Australian soccer history has ebbed and flowed, rising and cresting on waves of migration only to crash on the rocks of war, Depression and internal conflict. Before the First World War soccer spread around the country like wildfire on the back of strong migration flows. In Victoria in 1914 there were 1000 adult players, 800 of whom enlisted in the armed forces and effectively extinguished a burgeoning competition.
Historically, where there were coalmines a strong soccer culture followed. Hence Ipswich, the Hunter and the Illawarra bear a noble soccer heritage. Even in Wonthaggi in rural Victoria a strong competition existed within the town before the war.
After the war, a new wave of British migrants resuscitated the dormant game. Once again it expanded rapidly only to fail once more under the weight of internal conflict and active resistance from other codes. From the mid 1920s, councils became battlefields in these code wars and soccer was often refused adequate playing grounds. Under these pressures the 1930s Depression saw the game dwindle once more.
After the Second World War, continental European migrants changed the equation. They brought with them their love of the game and their desire for professionalism. Attendances at some club matches in Melbourne in the early 1960s were matching those in the VFL. Many soccer players were paid more than their VFL peers. This growth once more met with resentment and resistance from the dominant codes, the traces of which remain.
Today, soccer is in rude health. The professional competition (A League) is established in the mainstream of Australian sport. Nearly 450, 000 adult Australians participate in organised outdoor soccer competitions, higher participation levels than all the other football codes combined. When we add juniors the numbers nearly eclipse the other games. At its elite level, soccer is capable of generating massive television viewing statistics. A Socceroo game at the World Cup, for example, is one of the high-water marks in Australian televised sports viewing. One star player like Ronaldo can fill the MCG for an otherwise meaningless friendly game. The Socceroos are the only national football team with strong support across the country. While soccer tends to be the second football code wherever it is played, it nonetheless has the kind of demographic coverage that the other codes envy. Soccer’s numerical strengths are indicated by its status as the ‘go to’ game for Australia-wide advertising narratives that represent children at energetic play.

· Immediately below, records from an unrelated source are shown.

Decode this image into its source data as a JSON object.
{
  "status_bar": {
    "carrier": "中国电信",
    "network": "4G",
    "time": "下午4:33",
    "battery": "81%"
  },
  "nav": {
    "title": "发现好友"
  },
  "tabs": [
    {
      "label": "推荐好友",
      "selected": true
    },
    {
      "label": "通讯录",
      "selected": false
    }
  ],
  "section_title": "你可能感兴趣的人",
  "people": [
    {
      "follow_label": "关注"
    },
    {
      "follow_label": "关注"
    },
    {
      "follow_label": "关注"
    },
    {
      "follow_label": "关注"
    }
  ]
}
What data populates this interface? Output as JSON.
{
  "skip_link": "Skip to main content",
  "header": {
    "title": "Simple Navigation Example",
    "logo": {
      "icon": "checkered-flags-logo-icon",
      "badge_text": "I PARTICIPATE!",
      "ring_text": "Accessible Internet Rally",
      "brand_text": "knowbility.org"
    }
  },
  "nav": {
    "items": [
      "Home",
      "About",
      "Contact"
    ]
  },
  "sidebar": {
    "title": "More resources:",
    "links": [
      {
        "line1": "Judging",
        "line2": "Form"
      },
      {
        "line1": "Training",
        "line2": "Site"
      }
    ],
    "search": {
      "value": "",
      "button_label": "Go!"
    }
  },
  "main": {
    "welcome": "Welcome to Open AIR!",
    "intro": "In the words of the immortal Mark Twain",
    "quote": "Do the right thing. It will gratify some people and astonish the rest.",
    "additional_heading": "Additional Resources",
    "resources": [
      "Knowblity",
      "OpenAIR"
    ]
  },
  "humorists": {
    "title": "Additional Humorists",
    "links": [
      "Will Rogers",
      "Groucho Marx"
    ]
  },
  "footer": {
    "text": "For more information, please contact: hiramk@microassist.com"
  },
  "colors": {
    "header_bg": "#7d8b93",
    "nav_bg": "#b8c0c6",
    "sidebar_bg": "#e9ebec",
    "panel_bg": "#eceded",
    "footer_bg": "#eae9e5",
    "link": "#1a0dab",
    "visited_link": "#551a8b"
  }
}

Yet soccer remains an ‘unpopular’ game, not in the hard facts of participation statistics but in the woolly mythologies that inform our national imagination. Television deals, council ground allocations and media biases are all guided by the reported numbers of bums on seats watching but not the feet on the ground playing sport.
Australian soccer has recently demonstrated its further potential with a new competition. The FFA Cup, now in its third year, has matched professional and semi-professional teams from across the country in exciting contests producing the kinds of thrills, upsets and heartbreaks that no other football code can emulate. Soccer has shown itself to be a truly Australian game in terms of breadth and grass roots popularity. Will the other kind ever follow?